Los Angeles Multifamily Rents Sustain Record Levels

Apartment rent growth has slowed, but the market has sustained record-high rents with nominal increases.

Tim Steuernol

Apartment rent growth in Los Angeles has slowed, but the market has sustained record-high rents with nominal increases. According to a recent report from NAI Capital, Los Angeles apartment rents increase .6% in the first quarter to an average of $1,861 per unit over the previous quarter and nearly 3% over last year. While rent growth is slowing its rapid pace—as many have expected—the market has maintained record-high rents and developers have continued to meet high pro formas.

“The really strong economy and the lack of availability of affordable housing is really driving the rental rates,” Tim Steuernol, EVP at NAI Capital, tells GlobeSt.com. “There are a significant number of high-earning tenants in Los Angeles that can’t afford a single-family homes because there is still a gap between mortgage rates and rental rates for apartments. Those tenants have the ability to pay high rental rates on apartments because of their income. That is a big factor.”

While rents have continued to climb, the vacancy rate has bounced up and down. In the first quarter, vacancy in Los Angeles increased 10 basis points. In the fourth quarter of 2018, it had jumped 20 basis points. The rising vacancy is largely due to new apartment stock, and is actually nominal considering the amount of new development. Because the vacancy has only increased slightly, Steuernol doesn’t think that there is an over-supply or over-development problem, at lease for now. “In the near term, that is less of a concern,” he says. “It is probably a bigger concern in the future. Because of the lack of affordability in the single-family home market, renters’ ability to pay high-rents and the demand for class-A, high-end product, I don’t think that it is going to be an issue.
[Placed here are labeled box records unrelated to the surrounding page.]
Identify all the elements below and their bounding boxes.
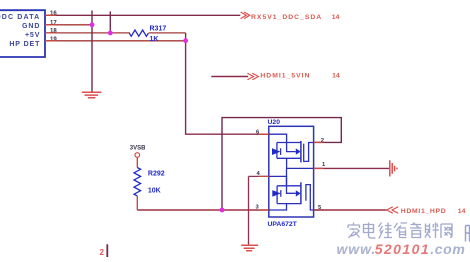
svg-text:RX5V1_DDC_SDA: RX5V1_DDC_SDA [251,14,322,21]
svg-text:GND: GND [22,23,40,30]
svg-text:520101: 520101 [375,241,430,257]
connector red pin stubs [45,15,56,41]
arrow RX5V1_DDC_SDA [241,12,250,19]
pin label HP DET [9,41,40,48]
wire pin16 to RX5V1_DDC_SDA [45,14,240,16]
wire 3VSB to R292 [136,157,138,167]
transistor Q-b source U loop [306,185,314,210]
junction dot GND/pin17 [90,22,95,27]
wire pin18 to R317 [45,32,186,34]
wire U20 pin4 [249,175,269,177]
U20 pin number 6 [256,129,260,135]
U20 pin number 5 [318,205,322,211]
transistor Q-b drain rise [286,168,288,185]
ground symbol G1 [82,92,102,98]
svg-text:UPA672T: UPA672T [268,221,298,228]
svg-text:HP DET: HP DET [9,41,40,48]
ground symbol G3 [241,245,258,250]
svg-text:+5V: +5V [25,32,40,39]
net name HDMI1_5VIN [260,73,310,80]
wire HDMI1_5VIN [211,76,248,78]
transistor Q-a rails [277,143,301,159]
transistor Q-a arrow [296,148,301,154]
svg-text:1K: 1K [150,36,159,43]
watermark chinese characters 家电维修资料网 [348,223,452,239]
wire R292 bottom lead [136,196,138,210]
transistor Q-b channel bar [300,182,302,204]
wire HPD riser to pin2 [222,118,341,210]
transistor Q-b arrow [296,190,301,196]
net name RX5V1_DDC_SDA [251,14,322,21]
svg-text:U20: U20 [268,119,281,126]
U20 red pin stubs [259,134,323,210]
svg-text:14: 14 [332,73,340,80]
arrow HDMI1_HPD [387,207,399,214]
wire U20 pin1 to ground [314,167,390,169]
watermark url www.520101.com [337,241,466,257]
resistor R317 [129,30,148,36]
power node circle 3VSB [135,153,140,158]
page edge artifact [100,244,108,257]
op-amp U20 package box [269,126,314,217]
label UPA672T [268,221,298,228]
arrow HDMI1_5VIN [247,73,258,80]
pin label GND [22,23,40,30]
transistor Q-a channel bar [300,141,302,163]
net name HDMI1_HPD [401,208,447,215]
svg-text:HDMI1_5VIN: HDMI1_5VIN [260,73,310,80]
pin label DDC DATA [0,14,40,21]
sheet ref 14 (5VIN) [332,73,340,80]
sheet ref 14 (HPD) [458,208,466,215]
svg-text:R317: R317 [150,26,167,33]
pin number 19 [50,37,57,43]
svg-text:HDMI1_HPD: HDMI1_HPD [401,208,447,215]
label U20 [268,119,281,126]
wire vertical GND drop [91,11,93,93]
pin number 16 [50,11,57,17]
body diode D-b [272,190,281,197]
label 3VSB [130,146,146,152]
U20 pin number 3 [256,204,260,210]
U20 pin number 2 [321,138,324,144]
label 1K [150,36,159,43]
body diode D-a [272,148,281,155]
label R317 [150,26,167,33]
svg-text:2: 2 [100,248,105,257]
junction dot HP DET/pin19 [183,38,188,43]
svg-text:16: 16 [50,11,57,17]
label 10K [148,188,161,195]
pin number 18 [50,28,57,34]
svg-text:14: 14 [332,14,340,21]
U20 pin number 1 [322,162,326,168]
svg-text:R292: R292 [148,170,165,177]
svg-text:DDC DATA: DDC DATA [0,14,40,21]
transistor Q-a source drop [287,158,314,168]
pin label +5V [25,32,40,39]
wire U20 pin5 to HDMI1_HPD [314,209,387,211]
wire pin4 drop to ground [248,176,250,245]
wire HPD net to U20 pin3 [137,209,268,211]
svg-text:14: 14 [458,208,466,215]
label R292 [148,170,165,177]
pin number 17 [50,20,57,26]
watermark partial character at edge [466,226,470,242]
transistor Q-b source to pin3 [269,204,287,210]
sheet ref 14 (DDC_SDA) [332,14,340,21]
transistor Q-a drain U loop [304,143,314,162]
junction dot HPD net [220,208,225,213]
svg-text:10K: 10K [148,188,161,195]
resistor R292 [134,168,141,196]
connector box (HDMI pins 16-19) [0,10,45,57]
transistor Q-a gate path [269,134,296,151]
svg-text:www.: www. [337,241,377,257]
U20 pin number 4 [257,171,261,177]
svg-text:.com: .com [430,241,465,257]
junction dot +5V/pin18 [108,31,113,36]
wire pin19 HP DET [45,40,188,42]
transistor Q-b rails [277,186,301,204]
svg-text:3VSB: 3VSB [130,146,146,152]
wire pin17 to ground [45,24,93,26]
transistor Q-b gate path [269,176,296,193]
wire R317 output down to U20 pin6 [186,33,269,134]
wire vertical +5V stub [109,11,111,33]
ground symbol G2 sideways [390,160,397,176]
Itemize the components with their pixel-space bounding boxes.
However, it is definitely something to think about in the long-term.”

In fact, rent growth is strongest in markets with little to no new development activity. “The Westside is a perfect example,” says Steuernol. “That market has the lowest amount of new units coming to market and some of the highest rents in the city. The market also has high-paying tech jobs. That all translates to higher demand and higher rents.”

Downtown Los Angeles and Glendale have the highest new development in the city, and they are markets that could be reaching a glut of apartment construction. “In Downtown Los Angeles and in Glendale, there are more units being built, and they are currently being absorbed,” says Steuernol. “In the future, however, that might become an issue for developers.”

Still, Steuernol expects rents to remain strong and even grow through the end of the year. “I think that we will continue on the same patter that we are riding,” he says. “I think that rents will continue to sustain themselves if not rise.”